The dog days of summer can be a time when the district administration proposes sensitive matters in the hope that you are paying less attention. There is some science behind this strategy because school is not in session and even the parents who care about school issues are busy managing kids or going on vacation.
We saw the administration and the board take advantage of the lull at the last board meeting with the money grab for some of the highest-paid district employees.
And it’s a hoot to see the men in the administration attending summer meetings without the business attire they usually wear when the spotlight is shining.
Contrary to popular belief, there is news – important news, in fact. Before I disclose this, it is important to note that what you are about to read has not been reported in the Daily Pilot or the OC Register, nor are you likely to read it there. The downturn in the newspaper business has created a tremendous shortage of reporting manpower, which has increased reliance on news services and forced papers to report only what they believe are the hottest stories.
The sad end result is an increasing dependence on school district press releases to act as news. In almost every case, district press releases report only good news – puff stuff that makes readers think all is well. But as you will read, all is not well.
John Caldecott, the district’s ex-Human Resources head, is pressing his case for the release of documents he claims will support financial improprieties. The latest development is a reply by Caldecott’s attorney to the district’s reponse to the demand to show cause, that is, to show why the documents should not be released.
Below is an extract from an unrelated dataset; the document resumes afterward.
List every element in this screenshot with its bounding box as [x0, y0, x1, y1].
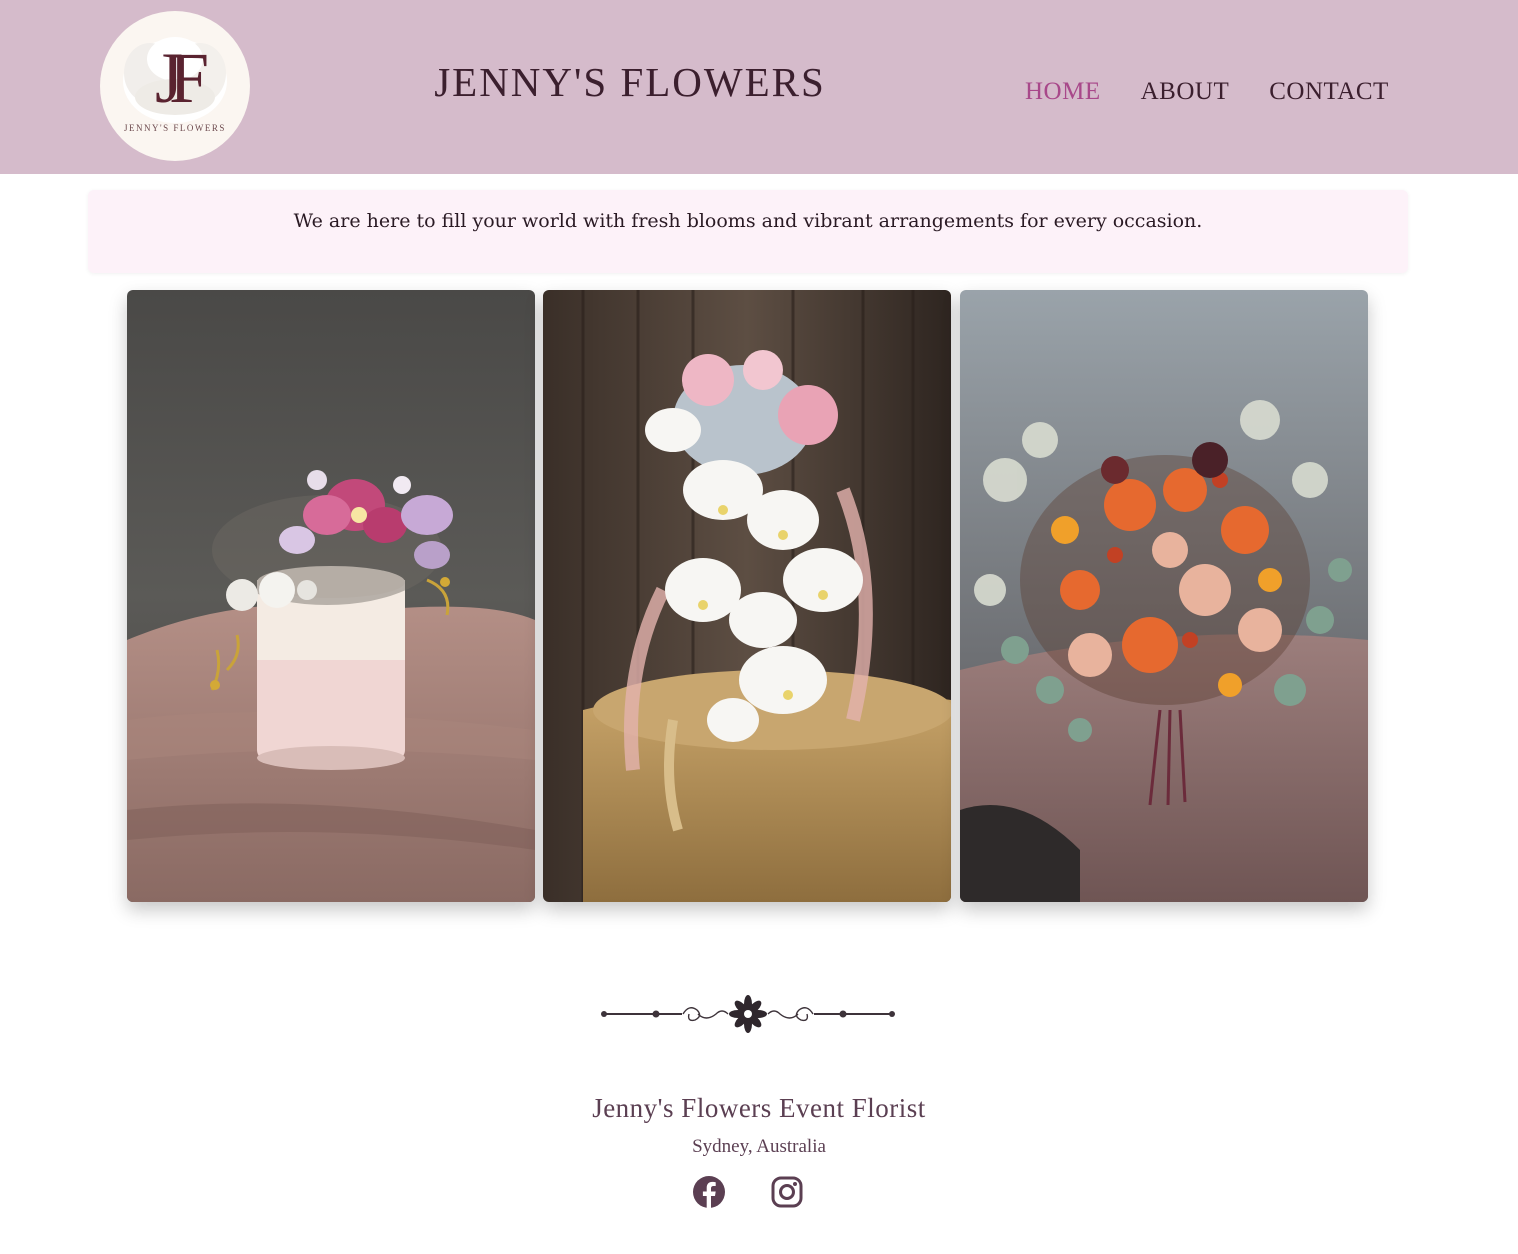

Here are the most recent exchanges:
It’s a lot of legal saber rattling so if you’re not inclined to read it, here are two salient points I extracted this morning.
On page 13 of Caldecott’s statement, it reads, “Petitioner [Caldecott] is entitled to what is in effect a declaration by the court that these are public records, regardless of whether they are in his possession or not, so that appropriate public scrutiny can be shed on good faith reports of alleged malfeasance and corrupt practices by both elected and non-elected public officials.”
OK, hold that thought for a moment while you read this from page 7 of the district’s response: “An order granting the Petitioner’s request under the CPRA would be meaningless, abstract and hypothetical since Petitioner and his attorney admitted Petitioner already has all the records, some of which the Petitioner himself authored while employed as the Executive Director of Human Resources. Thus, the action is moot.”
These excerpts highlight the biggest difference in this tussle. Caldecott wants you, and law enforcement authorities, to be able to determine whether any crimes were committed. The district says they won’t release the documents because it’s a moot point.
No, it’s not a moot point. Caldecott is pushing for public disclosure of the documents by the district, not private revelations from what would be perceived as a disgruntled ex-employee. Big difference.
Besides, if the point is moot, why doesn’t the district go ahead and release the documents and save us all a lot of money? Why? Because they’re not concerned about saving your hard-earned tax dollars, that’s why. They are only concerned in this case with protection from what could be damning evidence of wrongdoing.
So, the district throws your cash at attorneys hoping to make this go away, and the legal bills mount. Think about that later this year when you pay the property taxes that go to support this nonsense.
Oh, and I know what you’re thinking because I’m thinking it, too: If the district has nothing to hide, why don’t they show us the documents? (Please don’t give me that “confidential employee” nonsense. This long ago stopped being about people.)